Dirigiéndose al pretendido cura, le amenazó, señalando con el brazo hacia el banco donde estaba Cricri:
—Corre a sentarte, pillastre. ¡Rápido! Si no, te doy una patada en el culo.
Y precisó al joven Barot, que le miraba horrorizado de verle maltratar a un santo varón:
—Es un cura de pacotilla, muchacho. Un ladrón de cepillos. Le hemos echado el guante esta mañana, durante una misa. ¡Presta más atención en el futuro!
Los ojos de Barot se abrieron desmesuradamente.
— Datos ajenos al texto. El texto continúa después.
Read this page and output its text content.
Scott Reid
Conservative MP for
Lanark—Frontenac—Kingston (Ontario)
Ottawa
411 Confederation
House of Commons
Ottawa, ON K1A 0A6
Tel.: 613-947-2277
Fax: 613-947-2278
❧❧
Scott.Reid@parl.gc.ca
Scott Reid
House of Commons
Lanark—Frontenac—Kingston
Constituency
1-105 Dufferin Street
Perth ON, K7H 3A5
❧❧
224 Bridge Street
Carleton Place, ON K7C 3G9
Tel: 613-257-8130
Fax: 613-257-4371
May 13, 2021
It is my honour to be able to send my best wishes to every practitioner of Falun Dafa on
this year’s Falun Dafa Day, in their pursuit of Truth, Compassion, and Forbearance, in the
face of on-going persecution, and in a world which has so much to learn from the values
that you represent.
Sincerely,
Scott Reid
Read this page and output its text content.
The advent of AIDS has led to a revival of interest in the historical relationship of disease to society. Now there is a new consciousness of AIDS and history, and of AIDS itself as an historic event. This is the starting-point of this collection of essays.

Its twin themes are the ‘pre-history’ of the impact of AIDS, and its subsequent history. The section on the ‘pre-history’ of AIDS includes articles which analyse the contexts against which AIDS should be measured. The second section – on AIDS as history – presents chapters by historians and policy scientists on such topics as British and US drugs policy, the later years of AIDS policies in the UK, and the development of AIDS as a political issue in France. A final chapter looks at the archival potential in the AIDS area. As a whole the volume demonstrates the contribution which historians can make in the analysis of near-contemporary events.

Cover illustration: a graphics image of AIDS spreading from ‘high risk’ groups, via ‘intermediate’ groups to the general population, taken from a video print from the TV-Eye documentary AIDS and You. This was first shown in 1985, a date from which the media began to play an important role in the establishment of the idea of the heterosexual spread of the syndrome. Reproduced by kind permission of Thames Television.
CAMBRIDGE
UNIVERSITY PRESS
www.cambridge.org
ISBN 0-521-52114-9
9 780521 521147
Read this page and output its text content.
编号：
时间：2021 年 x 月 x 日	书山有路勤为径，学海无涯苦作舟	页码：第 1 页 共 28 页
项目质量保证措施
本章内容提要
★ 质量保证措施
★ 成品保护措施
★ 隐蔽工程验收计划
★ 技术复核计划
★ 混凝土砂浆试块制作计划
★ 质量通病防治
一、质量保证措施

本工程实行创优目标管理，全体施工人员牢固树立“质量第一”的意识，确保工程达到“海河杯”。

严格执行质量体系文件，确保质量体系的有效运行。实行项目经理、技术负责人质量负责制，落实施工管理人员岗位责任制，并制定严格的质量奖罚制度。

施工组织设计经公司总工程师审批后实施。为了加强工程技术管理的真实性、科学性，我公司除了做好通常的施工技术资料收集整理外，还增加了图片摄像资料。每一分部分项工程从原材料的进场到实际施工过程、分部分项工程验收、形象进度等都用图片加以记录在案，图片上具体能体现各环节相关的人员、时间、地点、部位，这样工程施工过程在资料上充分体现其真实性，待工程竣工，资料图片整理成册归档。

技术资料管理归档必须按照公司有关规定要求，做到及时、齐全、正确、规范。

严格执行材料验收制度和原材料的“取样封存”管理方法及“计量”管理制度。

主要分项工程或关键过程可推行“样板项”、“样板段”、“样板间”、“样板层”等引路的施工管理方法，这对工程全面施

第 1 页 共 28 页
Su mandíbula cayó.
—Caramba, eso sí que... —farfulló—. Si me lo hubieran dicho...
Pandraz soltó una carcajada, le palmeó la espalda y se unió a Brevet en el centro de la sala.
Desaparecido el último periodista, la puerta dejó entrar a cuatro hombres, dos de ellos O.P. Uno de los hombres iba esposado. Pandraz interrogó con la mirada a los O.P.
—Un carterista —explicó uno acercándose con el grupo—. Acabamos de cogerle, hace un instante, en el autobús. El es su víctima.
Y señaló al otro, un caballero de edad, corpulento y de rostro colorado. Viendo que aludían a él, éste dijo en seguida con ojos furibundos:
—¡Miren lo que me ha hecho, señores! ¡Miren! ¡Hacerme esto a mí!
Levantaba el tejido del bolsillo de su abrigo que colgaba, cortado por una hoja de afeitar.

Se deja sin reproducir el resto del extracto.